Connected devices are already being implemented for a variety of uses in the healthcare industry, and the market for IoT medical applications is expected to skyrocket in the coming years. From wearable IoT edge devices that gather valuable patient data to diagnostic devices designed to operate far from the reach of provider networks, these innovations have the potential to revolutionize healthcare delivery and expand services to millions of people.
Edge computing IoT will make it all possible. Not only will it empower IoT healthcare devices, it will facilitate the software applications used by telemedicine programs that allow doctors to reach previously underserved patients and provide fast, convenient evaluations over mobile devices. Data centers implementing edge architecture can also help healthcare providers and their technology partners meet the complex compliance standards that protect patient healthcare data. For all these reasons, healthcare remains one of the most exciting edge computing examples.
Although the overall market for augmented reality (AR) and virtual reality (VR) headsets declined in early 2018, industry experts expect it to not only rebound, but explode by 2022. Over the next few years, lower cost wearable devices will find their way into homes, opening up an entirely new interactive digital experience for consumers. Smartphones are already providing innovative AR experiences, but AR-enabled headsets will open up exciting new possibilities for the technology.
Without an edge computing network, however, those digital interactions will be a latency-plagued mess. A network of edge data centers will make it possible for AR devices to provide a seamless and fully-functional experience. While mobile gaming and social media apps have been the primary beneficiaries of AR technology thus far, edge computing framework will greatly improve its viability, unlocking a variety of additional applications for consumers.
Cities around the world are investing in exciting new technologies that could potentially transform their transportation and communications infrastructure. Whether it takes the form of sensors designed to regulate traffic flow to reduce congestion or more sophisticated power grids that better regulate energy usage, smart city technology will fundamentally alter the way people interact with their urban environment. Combined with other innovations like autonomous vehicles and AR devices, these applications could also be scaled far beyond their original purpose.

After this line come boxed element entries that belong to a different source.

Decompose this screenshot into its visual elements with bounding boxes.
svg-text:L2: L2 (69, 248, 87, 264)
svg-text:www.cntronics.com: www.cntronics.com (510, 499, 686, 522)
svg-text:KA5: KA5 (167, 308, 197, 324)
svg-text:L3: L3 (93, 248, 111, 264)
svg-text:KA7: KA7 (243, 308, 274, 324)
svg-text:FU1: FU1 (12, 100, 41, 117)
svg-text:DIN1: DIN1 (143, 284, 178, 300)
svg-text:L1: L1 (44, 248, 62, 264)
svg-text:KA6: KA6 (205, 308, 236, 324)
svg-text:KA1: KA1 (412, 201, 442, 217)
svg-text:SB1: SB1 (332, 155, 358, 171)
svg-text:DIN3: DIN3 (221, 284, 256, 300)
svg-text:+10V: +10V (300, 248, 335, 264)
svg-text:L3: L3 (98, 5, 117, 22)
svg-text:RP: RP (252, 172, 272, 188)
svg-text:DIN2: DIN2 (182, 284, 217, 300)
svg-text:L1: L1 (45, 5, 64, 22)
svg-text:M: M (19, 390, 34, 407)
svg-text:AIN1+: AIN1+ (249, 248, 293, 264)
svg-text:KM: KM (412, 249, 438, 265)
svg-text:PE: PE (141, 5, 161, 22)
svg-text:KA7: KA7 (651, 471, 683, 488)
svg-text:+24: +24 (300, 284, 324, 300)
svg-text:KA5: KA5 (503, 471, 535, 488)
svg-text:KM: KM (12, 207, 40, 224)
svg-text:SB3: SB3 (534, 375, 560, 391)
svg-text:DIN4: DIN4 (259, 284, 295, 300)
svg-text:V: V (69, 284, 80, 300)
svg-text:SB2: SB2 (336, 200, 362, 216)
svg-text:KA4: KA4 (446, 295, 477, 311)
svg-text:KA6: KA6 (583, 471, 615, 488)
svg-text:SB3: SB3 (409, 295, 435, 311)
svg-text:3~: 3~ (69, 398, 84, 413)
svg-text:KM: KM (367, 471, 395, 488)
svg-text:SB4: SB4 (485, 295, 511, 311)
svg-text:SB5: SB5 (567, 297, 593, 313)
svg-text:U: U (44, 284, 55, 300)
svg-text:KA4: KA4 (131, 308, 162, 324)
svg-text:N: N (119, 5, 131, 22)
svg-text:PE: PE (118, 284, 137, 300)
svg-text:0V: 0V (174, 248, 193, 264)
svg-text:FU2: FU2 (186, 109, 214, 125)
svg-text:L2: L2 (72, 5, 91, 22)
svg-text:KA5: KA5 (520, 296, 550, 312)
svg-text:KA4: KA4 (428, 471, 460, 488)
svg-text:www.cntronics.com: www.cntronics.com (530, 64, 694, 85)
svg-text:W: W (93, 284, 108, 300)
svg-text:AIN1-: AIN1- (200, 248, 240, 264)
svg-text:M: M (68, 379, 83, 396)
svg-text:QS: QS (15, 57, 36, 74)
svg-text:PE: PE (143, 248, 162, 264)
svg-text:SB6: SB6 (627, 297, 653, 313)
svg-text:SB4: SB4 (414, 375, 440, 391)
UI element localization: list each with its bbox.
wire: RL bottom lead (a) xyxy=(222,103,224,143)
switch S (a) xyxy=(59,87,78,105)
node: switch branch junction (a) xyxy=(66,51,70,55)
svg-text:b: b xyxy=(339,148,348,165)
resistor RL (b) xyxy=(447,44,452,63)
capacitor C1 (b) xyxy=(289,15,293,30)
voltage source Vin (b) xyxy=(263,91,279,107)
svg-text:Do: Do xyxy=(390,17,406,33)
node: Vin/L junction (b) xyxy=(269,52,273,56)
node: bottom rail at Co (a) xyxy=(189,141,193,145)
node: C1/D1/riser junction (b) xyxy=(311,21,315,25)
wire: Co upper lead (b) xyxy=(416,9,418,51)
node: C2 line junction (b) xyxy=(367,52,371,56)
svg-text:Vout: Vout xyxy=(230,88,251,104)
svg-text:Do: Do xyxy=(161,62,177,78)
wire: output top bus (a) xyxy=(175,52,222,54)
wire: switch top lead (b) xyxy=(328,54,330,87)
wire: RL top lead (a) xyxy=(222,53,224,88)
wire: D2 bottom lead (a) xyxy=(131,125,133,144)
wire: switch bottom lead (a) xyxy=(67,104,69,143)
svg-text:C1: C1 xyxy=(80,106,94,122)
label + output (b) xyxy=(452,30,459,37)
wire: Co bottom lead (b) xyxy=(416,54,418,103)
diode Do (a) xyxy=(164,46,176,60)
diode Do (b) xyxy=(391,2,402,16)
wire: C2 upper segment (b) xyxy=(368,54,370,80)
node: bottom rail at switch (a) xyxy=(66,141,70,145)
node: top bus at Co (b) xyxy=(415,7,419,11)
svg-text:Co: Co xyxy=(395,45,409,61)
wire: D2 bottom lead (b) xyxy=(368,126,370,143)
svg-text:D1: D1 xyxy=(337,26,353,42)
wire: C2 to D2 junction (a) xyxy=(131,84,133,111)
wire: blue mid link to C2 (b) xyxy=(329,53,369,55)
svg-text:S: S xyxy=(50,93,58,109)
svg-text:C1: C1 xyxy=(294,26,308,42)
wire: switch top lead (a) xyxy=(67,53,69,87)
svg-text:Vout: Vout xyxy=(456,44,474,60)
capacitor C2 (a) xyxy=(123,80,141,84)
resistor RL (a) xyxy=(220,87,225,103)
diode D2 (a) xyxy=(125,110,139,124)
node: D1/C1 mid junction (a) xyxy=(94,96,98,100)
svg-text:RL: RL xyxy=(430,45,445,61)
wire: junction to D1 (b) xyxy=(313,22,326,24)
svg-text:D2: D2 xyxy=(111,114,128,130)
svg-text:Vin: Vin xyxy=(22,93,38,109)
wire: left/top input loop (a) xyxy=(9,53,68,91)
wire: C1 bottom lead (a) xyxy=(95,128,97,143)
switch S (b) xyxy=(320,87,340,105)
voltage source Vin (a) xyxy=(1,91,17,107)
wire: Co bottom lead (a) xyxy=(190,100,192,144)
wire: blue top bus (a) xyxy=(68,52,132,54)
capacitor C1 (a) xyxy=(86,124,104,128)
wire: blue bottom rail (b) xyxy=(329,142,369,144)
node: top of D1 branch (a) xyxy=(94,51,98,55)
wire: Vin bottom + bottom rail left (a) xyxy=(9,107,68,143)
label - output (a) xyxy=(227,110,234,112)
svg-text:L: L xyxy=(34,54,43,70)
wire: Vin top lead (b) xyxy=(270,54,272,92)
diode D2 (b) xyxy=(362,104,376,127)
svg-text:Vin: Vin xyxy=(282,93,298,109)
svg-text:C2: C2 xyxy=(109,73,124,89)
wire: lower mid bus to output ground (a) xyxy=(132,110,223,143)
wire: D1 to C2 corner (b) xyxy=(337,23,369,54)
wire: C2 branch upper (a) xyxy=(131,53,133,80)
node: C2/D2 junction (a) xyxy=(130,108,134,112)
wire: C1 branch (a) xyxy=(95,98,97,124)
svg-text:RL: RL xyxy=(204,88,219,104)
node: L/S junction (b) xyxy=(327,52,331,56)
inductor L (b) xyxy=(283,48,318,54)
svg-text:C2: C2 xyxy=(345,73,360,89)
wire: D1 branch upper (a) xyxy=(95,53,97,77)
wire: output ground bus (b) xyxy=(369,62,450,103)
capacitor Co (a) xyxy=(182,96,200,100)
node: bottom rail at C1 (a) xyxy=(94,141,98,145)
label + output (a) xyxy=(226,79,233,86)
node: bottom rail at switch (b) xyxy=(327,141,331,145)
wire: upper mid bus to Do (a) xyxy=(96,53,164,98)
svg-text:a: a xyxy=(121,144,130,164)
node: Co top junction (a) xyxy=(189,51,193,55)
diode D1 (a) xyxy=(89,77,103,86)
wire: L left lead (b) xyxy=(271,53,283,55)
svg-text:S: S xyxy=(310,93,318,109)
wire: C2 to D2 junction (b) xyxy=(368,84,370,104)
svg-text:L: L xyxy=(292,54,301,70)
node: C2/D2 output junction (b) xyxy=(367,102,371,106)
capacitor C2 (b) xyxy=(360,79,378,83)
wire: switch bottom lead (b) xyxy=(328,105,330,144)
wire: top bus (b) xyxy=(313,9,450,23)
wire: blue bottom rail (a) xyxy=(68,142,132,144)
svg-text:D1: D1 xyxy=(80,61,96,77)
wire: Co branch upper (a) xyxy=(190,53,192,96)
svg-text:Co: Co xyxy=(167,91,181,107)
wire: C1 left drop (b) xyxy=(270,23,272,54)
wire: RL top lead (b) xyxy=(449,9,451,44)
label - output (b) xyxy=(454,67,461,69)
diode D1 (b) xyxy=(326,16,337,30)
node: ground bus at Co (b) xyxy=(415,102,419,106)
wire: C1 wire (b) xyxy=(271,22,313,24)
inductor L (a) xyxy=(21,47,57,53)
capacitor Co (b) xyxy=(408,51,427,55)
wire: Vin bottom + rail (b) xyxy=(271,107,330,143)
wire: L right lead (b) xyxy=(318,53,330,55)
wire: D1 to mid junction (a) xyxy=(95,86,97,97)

With so much data being generated and processed in a high-density urban environment, it’s more important than ever for cities to embrace edge computing examples that handle that data as close to the source as possible. By handling processing functions locally on IoT edge devices and through a network of micro and edge data centers, cities will be able to continuously expand functionality without overburdening their existing data infrastructure. Integrating edge computing framework will also provide these networks with unmatched versatility that allows them to adapt to changing technology and roll out new innovations as the need arises.
These edge computing statistics have only scratched the surface of the technology’s potential. As IoT devices become more common and companies feel the pressure to expand the reach of their networks, edge computing architecture will be an attractive solution, allowing them to keep their infrastructure free of unnecessary data traffic and provide faster, more responsive services to end users. As these examples show, edge computing will play a huge role in the digital infrastructure of tomorrow.